Sunday, 5 August 2007

A Humble Priest - Part 2

A few weeks ago I posted about the late Fr Sir Hugh Barrett-Lennard, 6th Bt, of the London Oratory. Well, the Daily Telegraph published a memorable obituary of him yesterday. I've taken the liberty of including some 'highlights' here, but it's really worth reading in full. I think St Philip Neri would definitely approve!

Pursuing a busy and eclectic apostolate in Knightsbridge, he was a dedicated parish visitor, so unconcerned about his appearance that he sometimes wore odd shoes; thus attired he would knock firmly on the doors of rich and poor alike. He visited the Household Cavalry, and served as a chaplain to both the local St Thomas More school and the St Christopher cycling club, though his cassock occasionally became tangled in a bicycle wheel and had to be cut free.

For a time (until his absentmindedness with keys led to concerns about security) he acted as an unofficial chaplain at Wormwood Scrubs prison, where his masses were said to be served by two prisoners known as Hammer and Sickle. He enjoyed recalling how he had once been served at Benediction by a thurifer who was a murderer and by two acolytes who had been convicted of causing grievous bodily harm.

In addition Barrett-Lennard gave devoted service as prefect of the lay organisation, the Brothers of the Little Oratory. He accompanied its youth club to the Isle of Eigg in the Inner Hebrides, where he was known as the "Pope of Eigg" and was in the habit of organising hunts for an imaginary haggis, which he encouraged with high-pitched shrieks like a peacock.

Noted for his piety, he was also admired for his unshockability and flexibility. He was once summoned to a room at the Oratory to find a woman who had removed all her clothes; Barrett-Lennard swathed her in a carpet. On another occasion, during the 1950s, a woman asked for confession outside church and he held up a tennis racket to serve as a grille, so that the separation of confessor and penitent was maintained.

As a retreat-giver at the Oratory prep school in Oxfordshire Barrett-Lennard made his mark by getting all the boys up for a midnight walk through the woods. He once arrived at the senior school soaking wet - he had fallen into a fishpond on leaving a Carmelite convent in Essex.

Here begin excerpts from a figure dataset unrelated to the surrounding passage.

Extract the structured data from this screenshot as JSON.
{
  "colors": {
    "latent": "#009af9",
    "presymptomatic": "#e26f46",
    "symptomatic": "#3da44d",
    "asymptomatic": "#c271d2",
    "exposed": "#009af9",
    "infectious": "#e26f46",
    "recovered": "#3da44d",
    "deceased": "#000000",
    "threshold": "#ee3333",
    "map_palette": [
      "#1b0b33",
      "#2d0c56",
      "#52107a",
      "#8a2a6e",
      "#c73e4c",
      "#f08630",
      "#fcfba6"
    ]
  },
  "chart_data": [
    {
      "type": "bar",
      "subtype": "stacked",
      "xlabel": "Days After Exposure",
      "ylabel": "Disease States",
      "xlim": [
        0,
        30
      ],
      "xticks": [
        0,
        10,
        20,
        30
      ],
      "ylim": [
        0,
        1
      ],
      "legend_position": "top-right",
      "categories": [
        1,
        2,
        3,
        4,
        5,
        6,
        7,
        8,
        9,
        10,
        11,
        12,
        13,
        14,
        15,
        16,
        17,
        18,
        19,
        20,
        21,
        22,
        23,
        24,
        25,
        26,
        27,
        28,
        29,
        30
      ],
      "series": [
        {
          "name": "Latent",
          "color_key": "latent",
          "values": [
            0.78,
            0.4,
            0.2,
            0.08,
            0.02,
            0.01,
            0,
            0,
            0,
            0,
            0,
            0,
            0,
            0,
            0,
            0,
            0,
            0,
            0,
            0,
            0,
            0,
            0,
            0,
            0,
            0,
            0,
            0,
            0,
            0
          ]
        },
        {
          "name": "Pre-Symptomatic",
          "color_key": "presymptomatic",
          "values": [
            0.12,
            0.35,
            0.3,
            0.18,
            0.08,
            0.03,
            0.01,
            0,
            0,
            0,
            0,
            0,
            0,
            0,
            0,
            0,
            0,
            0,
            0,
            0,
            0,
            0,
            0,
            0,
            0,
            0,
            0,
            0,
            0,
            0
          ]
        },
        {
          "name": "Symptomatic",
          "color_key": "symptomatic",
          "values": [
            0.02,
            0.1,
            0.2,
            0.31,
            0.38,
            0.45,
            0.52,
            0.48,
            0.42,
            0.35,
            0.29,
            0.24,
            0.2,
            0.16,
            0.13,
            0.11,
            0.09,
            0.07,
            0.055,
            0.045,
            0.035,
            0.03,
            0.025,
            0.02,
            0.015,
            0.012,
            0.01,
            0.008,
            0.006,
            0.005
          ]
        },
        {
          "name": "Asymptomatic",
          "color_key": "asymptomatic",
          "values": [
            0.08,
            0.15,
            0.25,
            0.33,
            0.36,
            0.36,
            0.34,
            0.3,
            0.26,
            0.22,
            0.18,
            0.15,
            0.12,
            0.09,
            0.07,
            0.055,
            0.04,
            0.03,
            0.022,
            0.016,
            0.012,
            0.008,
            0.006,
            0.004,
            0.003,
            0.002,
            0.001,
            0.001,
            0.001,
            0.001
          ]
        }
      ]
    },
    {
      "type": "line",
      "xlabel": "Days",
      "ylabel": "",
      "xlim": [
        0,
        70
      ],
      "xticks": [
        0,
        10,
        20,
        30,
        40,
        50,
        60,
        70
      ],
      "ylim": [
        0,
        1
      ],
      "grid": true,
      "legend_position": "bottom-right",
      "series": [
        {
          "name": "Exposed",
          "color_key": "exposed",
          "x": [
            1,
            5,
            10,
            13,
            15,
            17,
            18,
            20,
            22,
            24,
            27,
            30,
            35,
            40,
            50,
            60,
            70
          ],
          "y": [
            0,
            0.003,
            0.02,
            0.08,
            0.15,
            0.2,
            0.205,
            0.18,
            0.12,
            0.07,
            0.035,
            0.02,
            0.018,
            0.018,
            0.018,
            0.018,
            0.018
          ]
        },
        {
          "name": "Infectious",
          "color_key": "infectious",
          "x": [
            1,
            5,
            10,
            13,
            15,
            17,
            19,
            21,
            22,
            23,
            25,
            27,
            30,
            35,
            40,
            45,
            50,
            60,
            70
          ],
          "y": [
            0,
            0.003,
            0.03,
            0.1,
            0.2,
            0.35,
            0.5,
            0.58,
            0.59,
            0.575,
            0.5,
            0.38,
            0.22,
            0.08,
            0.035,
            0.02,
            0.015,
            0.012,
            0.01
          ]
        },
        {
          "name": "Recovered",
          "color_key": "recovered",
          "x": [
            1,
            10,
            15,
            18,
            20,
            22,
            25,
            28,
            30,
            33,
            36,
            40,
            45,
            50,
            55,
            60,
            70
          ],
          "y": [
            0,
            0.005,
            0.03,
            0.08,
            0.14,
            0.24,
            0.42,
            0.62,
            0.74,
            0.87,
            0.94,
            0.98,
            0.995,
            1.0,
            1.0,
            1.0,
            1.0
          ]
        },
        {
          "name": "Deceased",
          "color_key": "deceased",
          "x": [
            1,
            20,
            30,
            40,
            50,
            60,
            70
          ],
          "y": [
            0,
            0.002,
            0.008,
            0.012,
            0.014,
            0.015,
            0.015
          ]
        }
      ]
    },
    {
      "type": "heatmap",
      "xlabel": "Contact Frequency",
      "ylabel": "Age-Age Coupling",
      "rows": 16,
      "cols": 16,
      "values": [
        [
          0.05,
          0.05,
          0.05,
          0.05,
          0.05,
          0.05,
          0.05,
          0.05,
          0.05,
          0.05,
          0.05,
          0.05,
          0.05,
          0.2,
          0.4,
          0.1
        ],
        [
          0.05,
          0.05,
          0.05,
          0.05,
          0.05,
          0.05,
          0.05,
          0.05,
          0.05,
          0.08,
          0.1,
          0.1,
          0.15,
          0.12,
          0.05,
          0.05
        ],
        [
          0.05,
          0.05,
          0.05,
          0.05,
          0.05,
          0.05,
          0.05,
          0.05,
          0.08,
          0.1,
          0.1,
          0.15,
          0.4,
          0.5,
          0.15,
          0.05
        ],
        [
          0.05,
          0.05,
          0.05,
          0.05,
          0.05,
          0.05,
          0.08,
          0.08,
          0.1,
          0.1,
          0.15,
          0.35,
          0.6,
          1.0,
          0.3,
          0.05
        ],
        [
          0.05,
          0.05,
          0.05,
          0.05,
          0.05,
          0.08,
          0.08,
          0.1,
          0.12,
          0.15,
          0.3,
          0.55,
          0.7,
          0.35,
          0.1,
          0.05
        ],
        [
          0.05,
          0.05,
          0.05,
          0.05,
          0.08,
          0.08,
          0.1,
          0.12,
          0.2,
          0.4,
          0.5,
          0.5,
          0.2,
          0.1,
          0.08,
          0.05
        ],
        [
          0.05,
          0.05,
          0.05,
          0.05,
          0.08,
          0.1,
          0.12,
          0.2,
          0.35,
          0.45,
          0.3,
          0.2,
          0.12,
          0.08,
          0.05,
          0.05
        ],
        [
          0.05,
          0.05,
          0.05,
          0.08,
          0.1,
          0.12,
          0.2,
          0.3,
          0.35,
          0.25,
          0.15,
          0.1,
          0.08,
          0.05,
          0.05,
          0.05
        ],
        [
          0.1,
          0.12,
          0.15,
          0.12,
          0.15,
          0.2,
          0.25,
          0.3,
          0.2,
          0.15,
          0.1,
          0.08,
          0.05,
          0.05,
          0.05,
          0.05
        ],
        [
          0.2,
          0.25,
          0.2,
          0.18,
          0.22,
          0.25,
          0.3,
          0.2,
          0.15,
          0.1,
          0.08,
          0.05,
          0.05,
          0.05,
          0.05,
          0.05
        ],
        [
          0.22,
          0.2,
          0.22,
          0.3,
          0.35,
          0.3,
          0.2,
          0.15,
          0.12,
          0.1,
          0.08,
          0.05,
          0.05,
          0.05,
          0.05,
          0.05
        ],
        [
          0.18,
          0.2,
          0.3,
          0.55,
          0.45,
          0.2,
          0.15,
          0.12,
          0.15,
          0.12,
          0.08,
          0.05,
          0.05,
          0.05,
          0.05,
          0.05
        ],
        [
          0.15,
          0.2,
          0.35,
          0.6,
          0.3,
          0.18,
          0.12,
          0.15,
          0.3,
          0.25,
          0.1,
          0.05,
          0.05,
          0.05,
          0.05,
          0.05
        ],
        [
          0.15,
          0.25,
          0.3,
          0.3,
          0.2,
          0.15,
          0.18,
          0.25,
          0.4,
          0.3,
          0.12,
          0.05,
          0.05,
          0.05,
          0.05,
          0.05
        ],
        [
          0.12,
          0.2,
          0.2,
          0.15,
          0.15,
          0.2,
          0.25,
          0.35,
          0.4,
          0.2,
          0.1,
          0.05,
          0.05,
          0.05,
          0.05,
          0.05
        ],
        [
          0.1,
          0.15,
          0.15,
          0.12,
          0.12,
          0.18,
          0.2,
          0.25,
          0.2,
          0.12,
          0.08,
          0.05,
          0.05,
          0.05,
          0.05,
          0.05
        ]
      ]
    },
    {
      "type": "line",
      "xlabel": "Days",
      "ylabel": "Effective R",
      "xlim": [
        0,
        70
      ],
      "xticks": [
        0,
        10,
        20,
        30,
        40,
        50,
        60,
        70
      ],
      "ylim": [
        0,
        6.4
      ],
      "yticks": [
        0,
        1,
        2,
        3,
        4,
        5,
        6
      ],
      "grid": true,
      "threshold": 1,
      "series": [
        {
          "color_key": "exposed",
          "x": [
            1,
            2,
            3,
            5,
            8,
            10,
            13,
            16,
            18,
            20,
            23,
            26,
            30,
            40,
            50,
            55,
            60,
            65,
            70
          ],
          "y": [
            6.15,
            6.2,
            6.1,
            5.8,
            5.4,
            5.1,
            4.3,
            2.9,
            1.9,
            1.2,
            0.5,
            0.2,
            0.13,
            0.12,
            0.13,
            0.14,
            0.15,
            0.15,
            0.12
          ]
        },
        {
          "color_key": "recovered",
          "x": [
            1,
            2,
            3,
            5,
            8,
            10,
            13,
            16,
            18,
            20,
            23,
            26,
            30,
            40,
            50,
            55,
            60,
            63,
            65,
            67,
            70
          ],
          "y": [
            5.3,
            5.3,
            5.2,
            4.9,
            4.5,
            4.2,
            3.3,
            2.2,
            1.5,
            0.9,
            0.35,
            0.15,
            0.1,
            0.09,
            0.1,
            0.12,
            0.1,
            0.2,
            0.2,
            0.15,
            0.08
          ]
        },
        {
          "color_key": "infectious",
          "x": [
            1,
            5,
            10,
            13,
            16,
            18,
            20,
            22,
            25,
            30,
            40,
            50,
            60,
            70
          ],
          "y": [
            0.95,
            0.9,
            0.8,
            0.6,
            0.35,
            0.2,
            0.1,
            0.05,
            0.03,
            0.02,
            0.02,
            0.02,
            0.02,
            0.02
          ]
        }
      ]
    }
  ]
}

He had the title of extraordinary confessor, and his usual practice was to dump his bag on arrival at the school and immediately set off on a tour of the houses, where he received an enthusiastic welcome; and although he mostly heard confessions in his room he was prepared to do so behind a hedge. He remembered every boy, and if he ran into an Old Oratorian on the day of the St Philip's Day Mass at the London Oratory, he would remind him to attend.

Among Father Hugh's annual rituals was a Christmas party, known as "The Happening", which would include poetry readings, sketches by Girl Guides, a demonstration of hand-walking by a fellow Oratorian priest and some vigorous hymn singing. Every December 27 he led a party to Herstmonceux church, Sussex, where he celebrated Mass at the Dacre chapel and visited his parents' graves before retreating to the local pub.



Blogger Joyful Catholic said...

What a delightful post and remembrance of the holy man of God. Bless you, Father. I have been overwhelmed with a surge of love for priests and seminarians and the toll on your lives. I recently went to dinner with a priest who's a dear friend in another state and he had to 'vent' a bit over dinner and a couple of beers. I was astounded at what he's had to deal with being a priest in a smaller town, with the gamut of emotions and complaints and the life and death issues he faced in just one afternoon. More than I'll ever face in a year!

I will pray for you. Thank you for answering the call of God,and your love for the Church and our Lord. I've been praying to Fr. Kevin Fete who passed on to glory in heaven last July 23 2006. He's a mighty prayer partner, so remember him and ask his intercession.


11:56 am  
Blogger Fr Nicholas said...

Thanks for your prayers. Priests certainly need them. But I always have great admiration for married couples and parents - their vocation is just as challenging, if not more so.